Only recently, Mexico banned international surrogacy, however the Beards said government officials guaranteed them no problems because the surrogates were already pregnant when the law went into effect.

According to Donna Dickenson, emeritus professor at University of London, international trade in babies born through commercial surrogacy has begun to slowly shut down. Recently, she reports, India, Nepal, Thailand, and Mexico have introduced measures to limit or ban foreigners from hiring locals as surrogate mothers, while Cambodia and Malaysia are likely to follow suit in short order.

Although financial figures for Mexico are not available, India’s surrogacy industry, comprised of 3,000 fertility clinics, is valued at $400 million per year, according to Dickenson.

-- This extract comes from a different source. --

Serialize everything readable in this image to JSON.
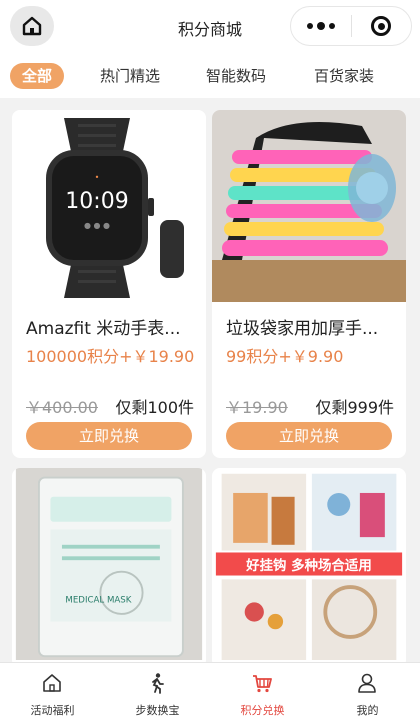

Authorities there have not yet finalized anti-surrogacy legislation, but are clearly highlighting ethical concerns over economic benefits.

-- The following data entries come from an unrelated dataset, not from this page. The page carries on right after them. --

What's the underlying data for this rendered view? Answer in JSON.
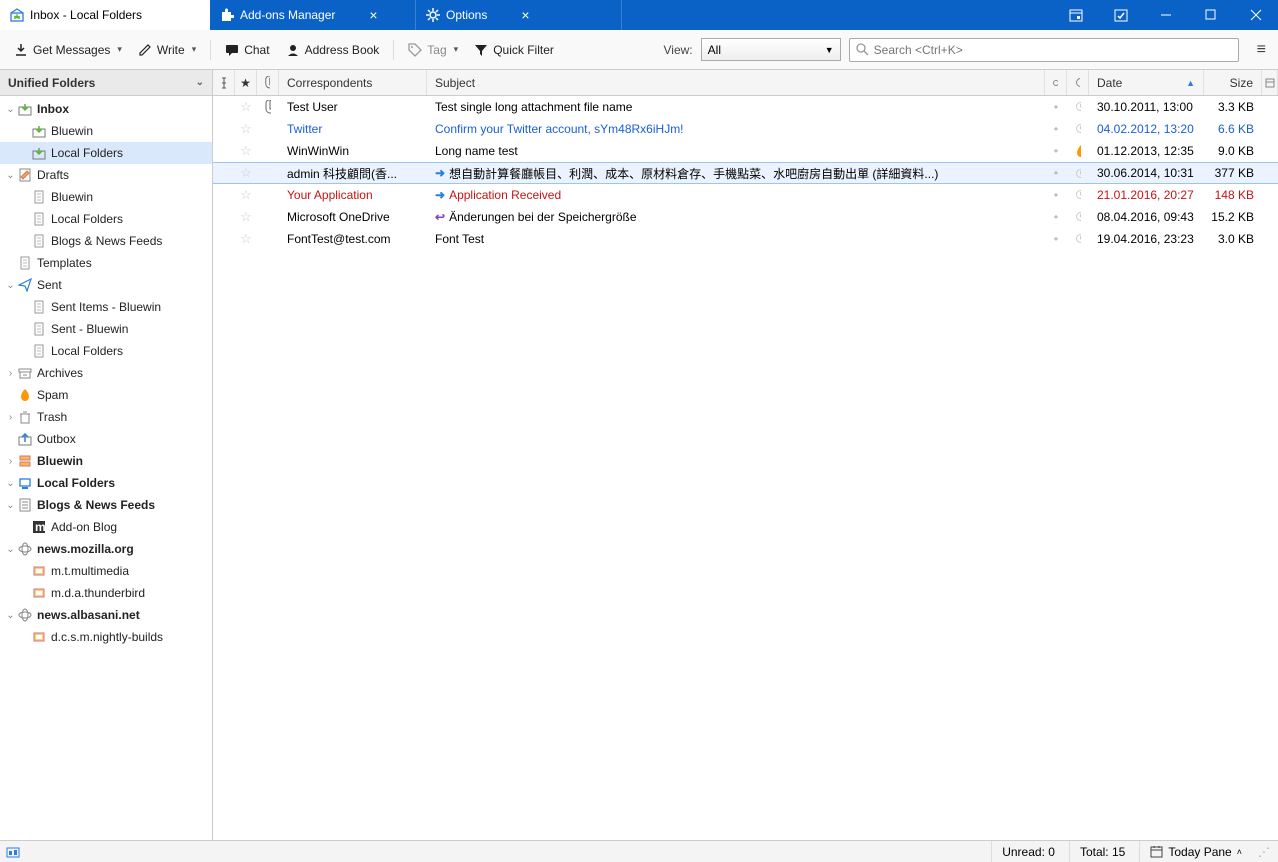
{
  "tabs": [
    {
      "label": "Inbox - Local Folders",
      "icon": "inbox"
    },
    {
      "label": "Add-ons Manager",
      "icon": "puzzle"
    },
    {
      "label": "Options",
      "icon": "gear"
    }
  ],
  "toolbar": {
    "get_messages": "Get Messages",
    "write": "Write",
    "chat": "Chat",
    "address_book": "Address Book",
    "tag": "Tag",
    "quick_filter": "Quick Filter",
    "view_label": "View:",
    "view_value": "All",
    "search_placeholder": "Search <Ctrl+K>"
  },
  "sidebar": {
    "header": "Unified Folders",
    "items": [
      {
        "label": "Inbox",
        "icon": "inbox",
        "twisty": "open",
        "indent": 0,
        "bold": true
      },
      {
        "label": "Bluewin",
        "icon": "inbox",
        "twisty": "",
        "indent": 1
      },
      {
        "label": "Local Folders",
        "icon": "inbox",
        "twisty": "",
        "indent": 1,
        "selected": true
      },
      {
        "label": "Drafts",
        "icon": "draft",
        "twisty": "open",
        "indent": 0
      },
      {
        "label": "Bluewin",
        "icon": "file",
        "twisty": "",
        "indent": 1
      },
      {
        "label": "Local Folders",
        "icon": "file",
        "twisty": "",
        "indent": 1
      },
      {
        "label": "Blogs & News Feeds",
        "icon": "file",
        "twisty": "",
        "indent": 1
      },
      {
        "label": "Templates",
        "icon": "file",
        "twisty": "",
        "indent": 0
      },
      {
        "label": "Sent",
        "icon": "sent",
        "twisty": "open",
        "indent": 0
      },
      {
        "label": "Sent Items - Bluewin",
        "icon": "file",
        "twisty": "",
        "indent": 1
      },
      {
        "label": "Sent - Bluewin",
        "icon": "file",
        "twisty": "",
        "indent": 1
      },
      {
        "label": "Local Folders",
        "icon": "file",
        "twisty": "",
        "indent": 1
      },
      {
        "label": "Archives",
        "icon": "archive",
        "twisty": "closed",
        "indent": 0
      },
      {
        "label": "Spam",
        "icon": "spam",
        "twisty": "",
        "indent": 0
      },
      {
        "label": "Trash",
        "icon": "trash",
        "twisty": "closed",
        "indent": 0
      },
      {
        "label": "Outbox",
        "icon": "outbox",
        "twisty": "",
        "indent": 0
      },
      {
        "label": "Bluewin",
        "icon": "server",
        "twisty": "closed",
        "indent": 0,
        "bold": true
      },
      {
        "label": "Local Folders",
        "icon": "local",
        "twisty": "open",
        "indent": 0,
        "bold": true
      },
      {
        "label": "Blogs & News Feeds",
        "icon": "feed",
        "twisty": "open",
        "indent": 0,
        "bold": true
      },
      {
        "label": "Add-on Blog",
        "icon": "feeditem",
        "twisty": "",
        "indent": 1
      },
      {
        "label": "news.mozilla.org",
        "icon": "news",
        "twisty": "open",
        "indent": 0,
        "bold": true
      },
      {
        "label": "m.t.multimedia",
        "icon": "newsgroup",
        "twisty": "",
        "indent": 1
      },
      {
        "label": "m.d.a.thunderbird",
        "icon": "newsgroup",
        "twisty": "",
        "indent": 1
      },
      {
        "label": "news.albasani.net",
        "icon": "news",
        "twisty": "open",
        "indent": 0,
        "bold": true
      },
      {
        "label": "d.c.s.m.nightly-builds",
        "icon": "newsgroup",
        "twisty": "",
        "indent": 1
      }
    ]
  },
  "columns": {
    "correspondents": "Correspondents",
    "subject": "Subject",
    "date": "Date",
    "size": "Size"
  },
  "messages": [
    {
      "from": "Test User",
      "subject": "Test single long attachment file name",
      "date": "30.10.2011, 13:00",
      "size": "3.3 KB",
      "attach": true,
      "hot": false,
      "arrow": "",
      "color": ""
    },
    {
      "from": "Twitter",
      "subject": "Confirm your Twitter account, sYm48Rx6iHJm!",
      "date": "04.02.2012, 13:20",
      "size": "6.6 KB",
      "attach": false,
      "hot": false,
      "arrow": "",
      "color": "link"
    },
    {
      "from": "WinWinWin",
      "subject": "Long name test",
      "date": "01.12.2013, 12:35",
      "size": "9.0 KB",
      "attach": false,
      "hot": true,
      "arrow": "",
      "color": ""
    },
    {
      "from": "admin 科技顧問(香...",
      "subject": "想自動計算餐廳帳目、利潤、成本、原材料倉存、手機點菜、水吧廚房自動出單 (詳細資料...)",
      "date": "30.06.2014, 10:31",
      "size": "377 KB",
      "attach": false,
      "hot": false,
      "arrow": "fwd",
      "color": "",
      "selected": true
    },
    {
      "from": "Your Application",
      "subject": "Application Received",
      "date": "21.01.2016, 20:27",
      "size": "148 KB",
      "attach": false,
      "hot": false,
      "arrow": "fwd",
      "color": "red"
    },
    {
      "from": "Microsoft OneDrive",
      "subject": "Änderungen bei der Speichergröße",
      "date": "08.04.2016, 09:43",
      "size": "15.2 KB",
      "attach": false,
      "hot": false,
      "arrow": "reply",
      "color": ""
    },
    {
      "from": "FontTest@test.com",
      "subject": "Font Test",
      "date": "19.04.2016, 23:23",
      "size": "3.0 KB",
      "attach": false,
      "hot": false,
      "arrow": "",
      "color": ""
    }
  ],
  "statusbar": {
    "unread_label": "Unread:",
    "unread_value": "0",
    "total_label": "Total:",
    "total_value": "15",
    "today_pane": "Today Pane"
  }
}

Anti-surrogacy advocates emphasize the need to prevent the exploitation of vulnerable women.

Cancun Scam

The Beards claim their situation became complicated when a Cancun adoption agency allegedly took off with all the money provided for medical and hospital bills, legal costs, and care costs for the surrogates, reports As a result, the couple had to pay all the birthing fees again along with the after care for the surrogate mothers. One of the babies was born premature and required additional hospitalization, costing the couple an additional $118,132 according to Stuff. Other costs include DNA tests and travel to the capital to obtain passports for the three babies.

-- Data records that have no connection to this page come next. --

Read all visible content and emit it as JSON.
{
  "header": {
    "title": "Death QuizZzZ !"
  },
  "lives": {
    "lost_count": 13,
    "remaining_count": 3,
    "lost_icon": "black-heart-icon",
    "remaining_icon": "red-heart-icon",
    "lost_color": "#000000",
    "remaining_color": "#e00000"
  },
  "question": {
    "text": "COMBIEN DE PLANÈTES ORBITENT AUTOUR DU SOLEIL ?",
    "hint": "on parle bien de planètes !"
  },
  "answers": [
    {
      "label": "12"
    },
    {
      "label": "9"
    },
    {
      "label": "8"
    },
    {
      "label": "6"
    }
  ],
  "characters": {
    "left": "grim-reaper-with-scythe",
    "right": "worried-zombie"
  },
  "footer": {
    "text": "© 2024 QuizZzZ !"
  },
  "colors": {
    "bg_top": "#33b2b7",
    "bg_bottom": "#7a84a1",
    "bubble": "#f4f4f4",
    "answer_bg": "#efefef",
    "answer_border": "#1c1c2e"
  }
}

Now in debt, the couple is asking for help from friends and family, while requesting the New Zealand and Mexican Governments to cut through red tape and allow the family to travel back home. They also hope immigration authorities and their embassy in Mexico City will intervene and issue New Zealand passports to the children, rather than forcing them to wait for Mexican passports.

On Sunday, Grace Nixon, a friend of the couple, set up a fundraising page on Givealittle, a crowdfunding site for New Zealanders. She claims the clinic that delivered their premature baby “held them ransom by not letting the ambulance leave until they paid them more money. Their baby then had to spend 2 weeks in specialist care…Thankfully he has made a full recovery and is now with his parents, his brother and sister.”

As of Wednesday, $28,566 had been donated by 707 people.

A spokesperson told New Zealand Herald the New Zealand Government was aware of the case and had provided the Beards with this advice: international surrogacy is a dangerous business with legal risks involved.